On 28-okt-2005, at 12:42, Pekka Savola wrote:
Otherwise the firewalls, packet filters etc. will just discard all of these packets with the extension header because they don't have the logic to skip over them or parse them.
Well obviously we expect the makers of these products to update their stuff.
In the mean time, our main concern here should be that the presence of any type of filtering leads to consistent results. If all shim packets are filtered that isn't so bad, because it then just seems that the correspondent doesn't support the shim so the session remains in backward compatible mode. The situation where the shim seems to be working but doesn't is much more destructive.
So if firewalls were to discard data packets carrying the shim ext header, they would have discarded the shim context establishment packets, so no shim context at all, so those data packets with the shim ext header will never be generated anyway, right?
I assume that the method of establishing the shim context is still open:
- if it's done by adding an extension header to data packets, or
- if it would be done by sending separate "shim control packets" (e.g., with TCP, UDP, or whatever, or even plain extension headers without any data), then my concern still applies.

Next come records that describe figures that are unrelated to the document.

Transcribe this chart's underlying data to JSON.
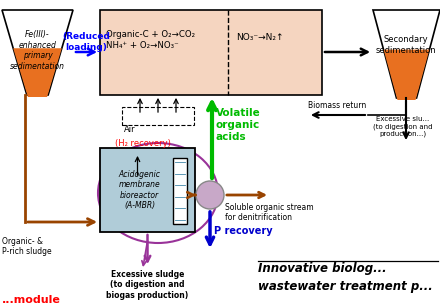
{
  "primary_sed_label": "Fe(III)-\nenhanced\nprimary\nsedimentation",
  "secondary_sed_label": "Secondary\nsedimentation",
  "reduced_loading": "(Reduced\nloading)",
  "bioreactor_box_label": "Acidogenic\nmembrane\nbioreactor\n(A-MBR)",
  "reaction_box_left": "Organic-C + O₂→CO₂\nNH₄⁺ + O₂→NO₃⁻",
  "reaction_box_right": "NO₃⁻→N₂↑",
  "air_label": "Air",
  "volatile_label": "Volatile\norganic\nacids",
  "h2_recovery": "(H₂ recovery)",
  "organic_p_label": "Organic- &\nP-rich sludge",
  "soluble_organic": "Soluble organic stream\nfor denitrification",
  "excessive_sludge": "Excessive sludge\n(to digestion and\nbiogas production)",
  "p_recovery": "P recovery",
  "biomass_return": "Biomass return",
  "excessive_sludge2": "Excessive slu...\n(to digestion and\nproduction...)",
  "module_label": "...module",
  "orange_color": "#E87020",
  "reaction_box_fill": "#F5D5C0",
  "bioreactor_fill": "#B0CCD8",
  "pump_fill": "#C8A8C8",
  "green_arrow": "#00BB00",
  "blue_arrow": "#0000CC",
  "brown_arrow": "#994400",
  "purple_line": "#993399",
  "title_line1": "Innovative biolog...",
  "title_line2": "wastewater treatment p..."
}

No, I think we pretty much agree that the shim signalling would have to happen in separate packets. Unless I misremember we didn't even discuss this issue in the interim meeting.
The part that we're not completely agreeing on is whether all rewritten packets should have a shim header for demultiplexing. (This shim header would have the same protocol number as the shim signalling packets but otherwise be formatted completely differently.)
Erik has proposed a mechanism to allow demultiplexing based on the protocol and flow label fields. However, in the meeting it was proposed to simply use an explicit header instead. I think that makes lots of sense in the cases where demultiplexing would otherwise be impossible or difficult, but the discussion that I started was about having this header when demultiplexing without the header is NOT problematic.
I do NOT want that shim6 would require piggybacking on data packets either to establish the context or rehome.
I don't think in the case of data packets with rewritten addresses that are otherwise indistinguishable from data packets with the original addresses (i.e., when there is a session between A1 and B1 and a session between A2 and B2 and then a failure between A1 and B1 packets between A2 and B2 may either be the first session with rewritten addresses or the second with the original addresses) and/or when there are additional intermediate headers so it's not obvious which onces come "before" the shim and which ones come "after" it should be considered "piggybacking". In IPv6 a protocol chain is part of the base mechanism so there is no reason not to use extra headers when they are appropriate. (Obviously things would have been much better if there had been a standard header format so implementations would be able to skip unknown headers, but I guess we'll have to fix that in IPv7.) Since the fact that the shim signalling worked indicates that the shim header isn't filtered this should work without trouble.